In category theory, a branch of mathematics, a limit or a colimit of presheaves on a category C is a limit or colimit in the functor category $\widehat{C} = \mathbf{Fct}(C^{\text{op}}, \mathbf{Set})$.

The category $\widehat{C}$ admits small limits and small colimits. Explicitly, if $f: I \to \widehat{C}$ is a functor from a small category I and U is an object in C, then $\varinjlim_{i \in I} f(i)$ is computed pointwise:

$(\varinjlim f(i))(U) = \varinjlim f(i)(U).$

The same is true for small limits. Concretely this means that, for example, a fiber product exists and is computed pointwise.

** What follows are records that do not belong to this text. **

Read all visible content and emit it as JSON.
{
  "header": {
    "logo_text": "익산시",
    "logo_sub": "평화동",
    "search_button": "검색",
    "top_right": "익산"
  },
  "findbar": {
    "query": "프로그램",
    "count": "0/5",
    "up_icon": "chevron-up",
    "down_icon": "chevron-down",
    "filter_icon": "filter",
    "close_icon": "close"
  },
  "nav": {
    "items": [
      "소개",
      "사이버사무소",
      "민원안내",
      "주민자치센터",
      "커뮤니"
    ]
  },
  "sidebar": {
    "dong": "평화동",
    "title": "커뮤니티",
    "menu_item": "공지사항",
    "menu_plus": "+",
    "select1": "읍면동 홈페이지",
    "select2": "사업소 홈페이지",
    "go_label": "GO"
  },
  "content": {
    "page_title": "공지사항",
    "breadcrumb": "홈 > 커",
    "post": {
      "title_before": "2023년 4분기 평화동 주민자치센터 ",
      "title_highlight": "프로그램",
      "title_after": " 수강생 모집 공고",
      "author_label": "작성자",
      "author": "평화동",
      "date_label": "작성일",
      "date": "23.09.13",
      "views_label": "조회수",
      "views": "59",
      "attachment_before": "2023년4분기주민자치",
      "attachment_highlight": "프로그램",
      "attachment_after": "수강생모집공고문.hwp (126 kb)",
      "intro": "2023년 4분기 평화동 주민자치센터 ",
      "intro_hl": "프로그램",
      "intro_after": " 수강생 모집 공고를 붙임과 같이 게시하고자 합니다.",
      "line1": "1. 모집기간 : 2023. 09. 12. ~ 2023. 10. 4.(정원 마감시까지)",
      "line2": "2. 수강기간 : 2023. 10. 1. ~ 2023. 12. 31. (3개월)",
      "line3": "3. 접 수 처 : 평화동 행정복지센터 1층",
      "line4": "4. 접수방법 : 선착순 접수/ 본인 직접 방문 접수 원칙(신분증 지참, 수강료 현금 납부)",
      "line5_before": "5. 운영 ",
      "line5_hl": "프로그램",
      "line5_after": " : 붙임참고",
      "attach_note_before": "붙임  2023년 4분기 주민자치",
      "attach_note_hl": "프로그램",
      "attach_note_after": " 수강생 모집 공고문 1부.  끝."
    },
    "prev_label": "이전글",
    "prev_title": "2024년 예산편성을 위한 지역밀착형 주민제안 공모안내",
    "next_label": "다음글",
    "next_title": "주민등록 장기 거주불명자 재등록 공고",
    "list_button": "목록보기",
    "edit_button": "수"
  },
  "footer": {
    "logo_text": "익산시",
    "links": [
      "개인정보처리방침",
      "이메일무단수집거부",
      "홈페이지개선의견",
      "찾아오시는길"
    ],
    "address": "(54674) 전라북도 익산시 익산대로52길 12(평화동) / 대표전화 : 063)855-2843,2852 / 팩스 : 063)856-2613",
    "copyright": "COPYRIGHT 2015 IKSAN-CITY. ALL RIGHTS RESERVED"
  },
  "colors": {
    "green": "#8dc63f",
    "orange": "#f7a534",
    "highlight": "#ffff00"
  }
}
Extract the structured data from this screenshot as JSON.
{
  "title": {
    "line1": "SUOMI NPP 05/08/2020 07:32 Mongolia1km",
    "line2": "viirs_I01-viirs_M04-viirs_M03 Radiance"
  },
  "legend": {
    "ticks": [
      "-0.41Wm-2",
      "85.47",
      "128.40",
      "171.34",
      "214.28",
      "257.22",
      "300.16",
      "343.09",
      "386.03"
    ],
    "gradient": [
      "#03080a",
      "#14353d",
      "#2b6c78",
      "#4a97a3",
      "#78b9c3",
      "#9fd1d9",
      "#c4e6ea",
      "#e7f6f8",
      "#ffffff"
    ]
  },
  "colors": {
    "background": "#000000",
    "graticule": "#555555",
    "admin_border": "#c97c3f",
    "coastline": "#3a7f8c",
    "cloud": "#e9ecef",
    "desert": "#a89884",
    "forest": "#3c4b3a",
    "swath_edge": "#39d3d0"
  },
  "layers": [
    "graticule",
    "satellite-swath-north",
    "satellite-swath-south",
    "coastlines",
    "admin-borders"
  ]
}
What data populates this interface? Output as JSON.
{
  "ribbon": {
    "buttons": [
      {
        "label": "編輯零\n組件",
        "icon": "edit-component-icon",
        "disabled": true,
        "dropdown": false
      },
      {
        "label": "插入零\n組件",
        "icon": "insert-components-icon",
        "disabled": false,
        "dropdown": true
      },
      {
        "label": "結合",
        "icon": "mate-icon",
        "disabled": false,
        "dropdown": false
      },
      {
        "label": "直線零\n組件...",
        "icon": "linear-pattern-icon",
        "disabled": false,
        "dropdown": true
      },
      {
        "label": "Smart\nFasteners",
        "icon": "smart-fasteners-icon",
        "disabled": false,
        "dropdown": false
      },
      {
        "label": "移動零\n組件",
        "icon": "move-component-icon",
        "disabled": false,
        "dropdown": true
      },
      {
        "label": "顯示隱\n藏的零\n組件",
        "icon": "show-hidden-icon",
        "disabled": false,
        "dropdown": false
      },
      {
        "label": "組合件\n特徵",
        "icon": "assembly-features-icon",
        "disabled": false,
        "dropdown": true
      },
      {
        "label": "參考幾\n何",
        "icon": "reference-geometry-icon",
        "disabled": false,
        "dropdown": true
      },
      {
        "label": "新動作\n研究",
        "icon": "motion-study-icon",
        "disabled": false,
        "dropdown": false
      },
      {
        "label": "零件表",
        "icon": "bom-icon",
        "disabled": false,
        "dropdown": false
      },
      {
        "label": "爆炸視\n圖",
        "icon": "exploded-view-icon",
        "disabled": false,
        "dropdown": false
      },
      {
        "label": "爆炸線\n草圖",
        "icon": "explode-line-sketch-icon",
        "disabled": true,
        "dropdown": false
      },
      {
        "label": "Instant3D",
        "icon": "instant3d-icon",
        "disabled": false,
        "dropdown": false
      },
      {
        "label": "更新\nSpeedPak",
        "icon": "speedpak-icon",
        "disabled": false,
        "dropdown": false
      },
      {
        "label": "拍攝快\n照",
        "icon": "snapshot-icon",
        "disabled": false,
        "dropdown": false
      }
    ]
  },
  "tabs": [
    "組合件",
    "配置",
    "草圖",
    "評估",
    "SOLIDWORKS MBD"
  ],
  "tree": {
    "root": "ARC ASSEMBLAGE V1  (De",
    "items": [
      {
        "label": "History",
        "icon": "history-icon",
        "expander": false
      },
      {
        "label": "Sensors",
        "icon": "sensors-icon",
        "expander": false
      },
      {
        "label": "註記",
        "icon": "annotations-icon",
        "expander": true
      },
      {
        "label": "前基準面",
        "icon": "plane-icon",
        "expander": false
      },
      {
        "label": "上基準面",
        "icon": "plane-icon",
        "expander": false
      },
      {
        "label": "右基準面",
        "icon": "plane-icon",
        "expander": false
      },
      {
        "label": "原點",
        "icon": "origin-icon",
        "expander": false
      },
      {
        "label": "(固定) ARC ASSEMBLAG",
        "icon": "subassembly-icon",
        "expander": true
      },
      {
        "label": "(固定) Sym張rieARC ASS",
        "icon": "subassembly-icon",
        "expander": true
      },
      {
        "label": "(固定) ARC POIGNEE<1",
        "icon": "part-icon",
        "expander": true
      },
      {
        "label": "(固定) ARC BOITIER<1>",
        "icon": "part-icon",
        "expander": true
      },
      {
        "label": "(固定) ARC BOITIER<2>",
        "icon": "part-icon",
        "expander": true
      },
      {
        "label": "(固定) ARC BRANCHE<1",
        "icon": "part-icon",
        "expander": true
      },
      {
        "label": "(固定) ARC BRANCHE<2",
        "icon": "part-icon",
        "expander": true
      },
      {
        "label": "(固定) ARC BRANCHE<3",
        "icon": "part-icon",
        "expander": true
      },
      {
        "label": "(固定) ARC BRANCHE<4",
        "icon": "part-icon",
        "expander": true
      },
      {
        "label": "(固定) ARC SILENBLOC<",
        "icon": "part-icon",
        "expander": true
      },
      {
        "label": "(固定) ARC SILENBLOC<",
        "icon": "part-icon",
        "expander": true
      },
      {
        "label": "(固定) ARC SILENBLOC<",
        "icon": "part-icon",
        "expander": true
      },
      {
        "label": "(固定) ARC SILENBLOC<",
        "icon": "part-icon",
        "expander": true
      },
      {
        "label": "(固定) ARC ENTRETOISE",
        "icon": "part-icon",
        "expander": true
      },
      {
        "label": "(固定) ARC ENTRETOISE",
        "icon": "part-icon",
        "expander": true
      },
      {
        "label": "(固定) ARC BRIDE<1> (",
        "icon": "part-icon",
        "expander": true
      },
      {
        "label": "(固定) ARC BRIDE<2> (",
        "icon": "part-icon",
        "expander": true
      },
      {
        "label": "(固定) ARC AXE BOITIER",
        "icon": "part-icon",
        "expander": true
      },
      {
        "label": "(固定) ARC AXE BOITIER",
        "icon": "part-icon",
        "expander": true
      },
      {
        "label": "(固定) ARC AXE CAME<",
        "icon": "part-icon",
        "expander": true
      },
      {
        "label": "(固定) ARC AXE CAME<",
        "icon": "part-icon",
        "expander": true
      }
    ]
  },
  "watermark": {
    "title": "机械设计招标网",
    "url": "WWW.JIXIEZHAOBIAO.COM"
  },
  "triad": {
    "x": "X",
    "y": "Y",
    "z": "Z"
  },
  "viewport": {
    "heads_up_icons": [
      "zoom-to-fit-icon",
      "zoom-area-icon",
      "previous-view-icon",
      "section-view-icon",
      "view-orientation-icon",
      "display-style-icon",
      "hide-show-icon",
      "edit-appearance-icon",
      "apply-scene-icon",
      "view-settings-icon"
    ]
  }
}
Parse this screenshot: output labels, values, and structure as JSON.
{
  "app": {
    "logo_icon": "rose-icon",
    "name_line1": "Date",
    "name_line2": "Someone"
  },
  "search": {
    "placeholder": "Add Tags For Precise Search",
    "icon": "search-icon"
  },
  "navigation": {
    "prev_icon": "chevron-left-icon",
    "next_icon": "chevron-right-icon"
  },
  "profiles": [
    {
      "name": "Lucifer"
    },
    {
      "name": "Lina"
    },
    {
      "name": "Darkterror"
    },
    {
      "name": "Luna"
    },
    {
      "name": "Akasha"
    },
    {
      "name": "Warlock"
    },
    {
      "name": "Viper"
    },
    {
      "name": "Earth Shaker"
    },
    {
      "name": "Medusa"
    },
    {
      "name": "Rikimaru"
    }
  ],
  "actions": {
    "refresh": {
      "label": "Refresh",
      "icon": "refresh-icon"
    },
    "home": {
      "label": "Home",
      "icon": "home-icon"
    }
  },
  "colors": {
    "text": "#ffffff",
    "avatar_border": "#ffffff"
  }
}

When C is small, by the Yoneda lemma, one can view C as a full subcategory of $\widehat{C}$. If $\eta: C \to D$ is a functor, if $f: I \to C$ is a functor from a small category I and if the colimit $\varinjlim f$ in $\widehat{C}$ is representable; i.e., isomorphic to an object in C, then, in D,

 $\eta(\varinjlim f) \simeq \varinjlim \eta \circ f$

(in particular the colimit on the right exists in D). In other words, if the Yoneda embedding of C preserves the colimit of a functor into C, then every functor out of C preserves that colimit.

The density theorem states that every presheaf is a colimit of representable presheaves.